Portanto, temos que a Internet é uma ferramenta bonita de que todos os governos gostam de usar, e abusar, mas que tem obviamente as suas limitações. Mas que, sobretudo, não é uma solução já cozinhada, pronta a aquecer no microondas. Disponibilizar leis e diplomas legais online ? Muito bem, mas é só o primeiro passo. É também necessário que seja legível e compreensível pelos cidadãos. Marcações online ? Brilhante, mas depois é necessário que existam os funcionários para o atendimento.
Mas mesmo se o governo conseguisse resolver estes problemas, um enorme se, existem muitos cidadãos excluídos deste mundo da Internet. Que também têm o direito de serem atendidos sem terem primeiro que fazer um curso universitário de informática.

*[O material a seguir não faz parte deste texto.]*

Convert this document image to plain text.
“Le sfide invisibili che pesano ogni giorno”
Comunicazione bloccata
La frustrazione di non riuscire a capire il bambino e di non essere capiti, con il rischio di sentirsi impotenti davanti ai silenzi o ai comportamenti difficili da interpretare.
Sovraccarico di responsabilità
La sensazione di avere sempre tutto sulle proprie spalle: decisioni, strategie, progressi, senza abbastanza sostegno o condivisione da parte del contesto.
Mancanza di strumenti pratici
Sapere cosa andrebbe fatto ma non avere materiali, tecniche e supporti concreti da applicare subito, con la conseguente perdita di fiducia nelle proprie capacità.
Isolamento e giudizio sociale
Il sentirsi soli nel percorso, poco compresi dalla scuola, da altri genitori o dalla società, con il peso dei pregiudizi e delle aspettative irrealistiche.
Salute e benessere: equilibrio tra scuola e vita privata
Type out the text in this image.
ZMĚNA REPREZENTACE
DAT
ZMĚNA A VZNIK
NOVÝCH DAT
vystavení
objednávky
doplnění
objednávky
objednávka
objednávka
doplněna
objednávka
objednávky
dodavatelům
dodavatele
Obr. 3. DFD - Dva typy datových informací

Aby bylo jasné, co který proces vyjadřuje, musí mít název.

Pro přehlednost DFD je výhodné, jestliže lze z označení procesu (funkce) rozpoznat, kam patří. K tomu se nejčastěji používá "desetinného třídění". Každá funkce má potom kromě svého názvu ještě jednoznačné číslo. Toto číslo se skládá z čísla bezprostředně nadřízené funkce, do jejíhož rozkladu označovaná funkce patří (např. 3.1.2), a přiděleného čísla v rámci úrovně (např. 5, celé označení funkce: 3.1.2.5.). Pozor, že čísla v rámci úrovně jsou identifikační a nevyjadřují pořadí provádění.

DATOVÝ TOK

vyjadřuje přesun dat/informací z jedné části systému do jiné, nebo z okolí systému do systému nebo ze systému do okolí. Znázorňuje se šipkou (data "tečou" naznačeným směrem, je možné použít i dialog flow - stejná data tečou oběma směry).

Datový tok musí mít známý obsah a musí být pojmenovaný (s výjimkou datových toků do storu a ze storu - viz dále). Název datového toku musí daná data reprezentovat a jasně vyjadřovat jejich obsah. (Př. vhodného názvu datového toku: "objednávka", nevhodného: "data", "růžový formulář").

A título de curiosidade, os telefones do centro de saúde em Pombal raramente são atendidos. Quem quer uma consulta, que envie um e-mail. Eu faço-o de olhos fechados, mas acredito bem que mais de metade dos pombalenses não utiliza a conta de e-mail, quando a tem. Neste caso, infelizmente, é o governo a utilizar as novas tecnologias para barrar o acesso aos serviços que tem por obrigação prestar. Exactamente o contrário do que deveria ser.